Frankofon olarak küflenmiş bir kızım
- İki seçenek sunulsa, akıllı mı yoksa güzel mi olmayı tercih ederdiniz? Hangisi daha çok işe yarıyor?
- Ö.U: Akıllı kadın kendini nasıl güzel göstereceğini bilir.
- F.A: Akıllı olunca güzelliğini ortaya çıkarabiliyor kadın. Salak bir kadın ne kadar güzel olursa olsun, işe yaramaz! O güzelliğinin de bir anlamı kalmaz.

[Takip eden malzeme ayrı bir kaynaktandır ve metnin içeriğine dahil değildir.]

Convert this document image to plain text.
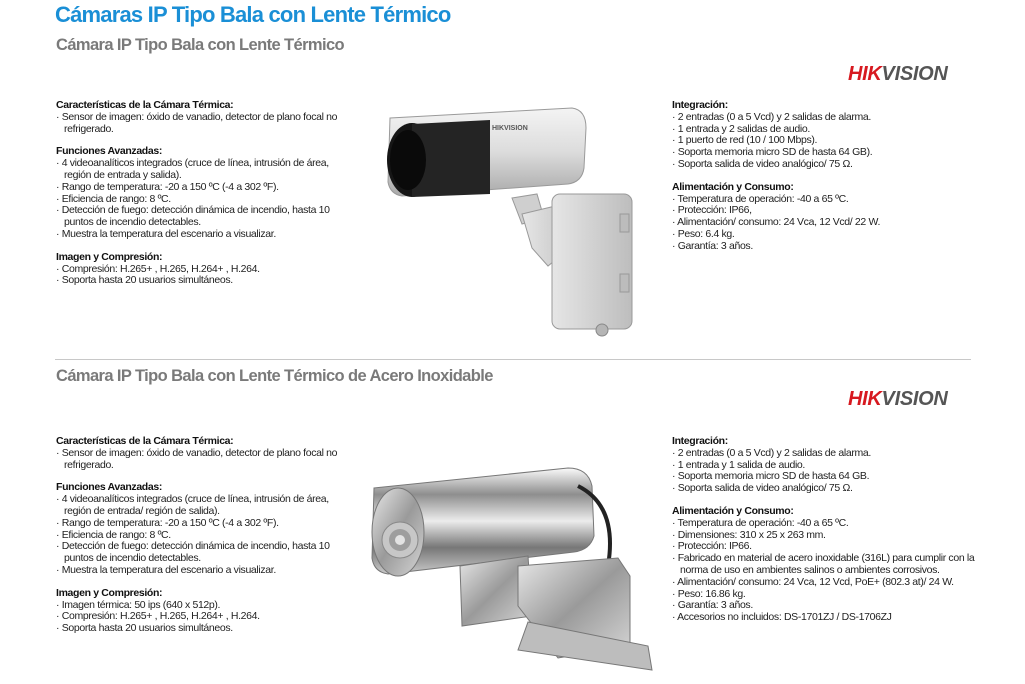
Cámaras IP Tipo Bala con Lente Térmico
Cámara IP Tipo Bala con Lente Térmico
HIKVISION
Características de la Cámara Térmica:
· Sensor de imagen: óxido de vanadio, detector de plano focal no refrigerado.
Funciones Avanzadas:
· 4 videoanalíticos integrados (cruce de línea, intrusión de área, región de entrada y salida).
· Rango de temperatura: -20 a 150 ºC (-4 a 302 ºF).
· Eficiencia de rango: 8 ºC.
· Detección de fuego: detección dinámica de incendio, hasta 10 puntos de incendio detectables.
· Muestra la temperatura del escenario a visualizar.
Imagen y Compresión:
· Compresión: H.265+ , H.265, H.264+ , H.264.
· Soporta hasta 20 usuarios simultáneos.
Integración:
· 2 entradas (0 a 5 Vcd) y 2 salidas de alarma.
· 1 entrada y 2 salidas de audio.
· 1 puerto de red (10 / 100 Mbps).
· Soporta memoria micro SD de hasta 64 GB).
· Soporta salida de video analógico/ 75 Ω.
Alimentación y Consumo:
· Temperatura de operación: -40 a 65 ºC.
· Protección: IP66,
· Alimentación/ consumo: 24 Vca, 12 Vcd/ 22 W.
· Peso: 6.4 kg.
· Garantía: 3 años.
HIKVISION
Cámara IP Tipo Bala con Lente Térmico de Acero Inoxidable
HIKVISION
Características de la Cámara Térmica:
· Sensor de imagen: óxido de vanadio, detector de plano focal no refrigerado.
Funciones Avanzadas:
· 4 videoanalíticos integrados (cruce de línea, intrusión de área, región de entrada/ región de salida).
· Rango de temperatura: -20 a 150 ºC (-4 a 302 ºF).
· Eficiencia de rango: 8 ºC.
· Detección de fuego: detección dinámica de incendio, hasta 10 puntos de incendio detectables.
· Muestra la temperatura del escenario a visualizar.
Imagen y Compresión:
· Imagen térmica: 50 ips (640 x 512p).
· Compresión: H.265+ , H.265, H.264+ , H.264.
· Soporta hasta 20 usuarios simultáneos.
Integración:
· 2 entradas (0 a 5 Vcd) y 2 salidas de alarma.
· 1 entrada y 1 salida de audio.
· Soporta memoria micro SD de hasta 64 GB.
· Soporta salida de video analógico/ 75 Ω.
Alimentación y Consumo:
· Temperatura de operación: -40 a 65 ºC.
· Dimensiones: 310 x 25 x 263 mm.
· Protección: IP66.
· Fabricado en material de acero inoxidable (316L) para cumplir con la norma de uso en ambientes salinos o ambientes corrosivos.
· Alimentación/ consumo: 24 Vca, 12 Vcd, PoE+ (802.3 at)/ 24 W.
· Peso: 16.86 kg.
· Garantía: 3 años.
· Accesorios no incluidos: DS-1701ZJ / DS-1706ZJ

- M.C: Benim tercihim akıllı olmak.
- Evlilikler neden sürdürülemiyor. Kadın ve erkeğin birbirine tahammülü azaldı mı?
- Ö.U: Müdana etmeme durumu var. Annelerimiz sabırla o ilişkiyi yürütmeye çalışıyordu. Boşanmak çok büyük olaydı. Şimdi kimsenin kimseye sabrı yok. İki taraf eşit adım atabiliyorsa yürüyor evlilik. Erkeklere hâlâ ev hayatının ortak bir paylaşım olduğunu anlatamıyoruz.
- E.D: Teknoloji mahvetti bizi. Bir Frankafon olarak küflenmiş bir kızım. Evde internetim yok. Göz göze bakmıyoruz sokakta, ne ilişkisi?
- F.A: Kadınlar da kendi ayaklarının üstünde durabiliyor. Para kazanıyorlar, güçlü oldukları için birini çekmek zorunda değiller. Her şeye rağmen birini çekmek zorunda değil kimse. Eskiden 'Etraf ne der, ayrılırsam çocuğa bana kim bakacak?' korkusu varmış. Şimdi şehirde de, köyde de kadınlar çalışıyor, kendi paralarını kazanıyor.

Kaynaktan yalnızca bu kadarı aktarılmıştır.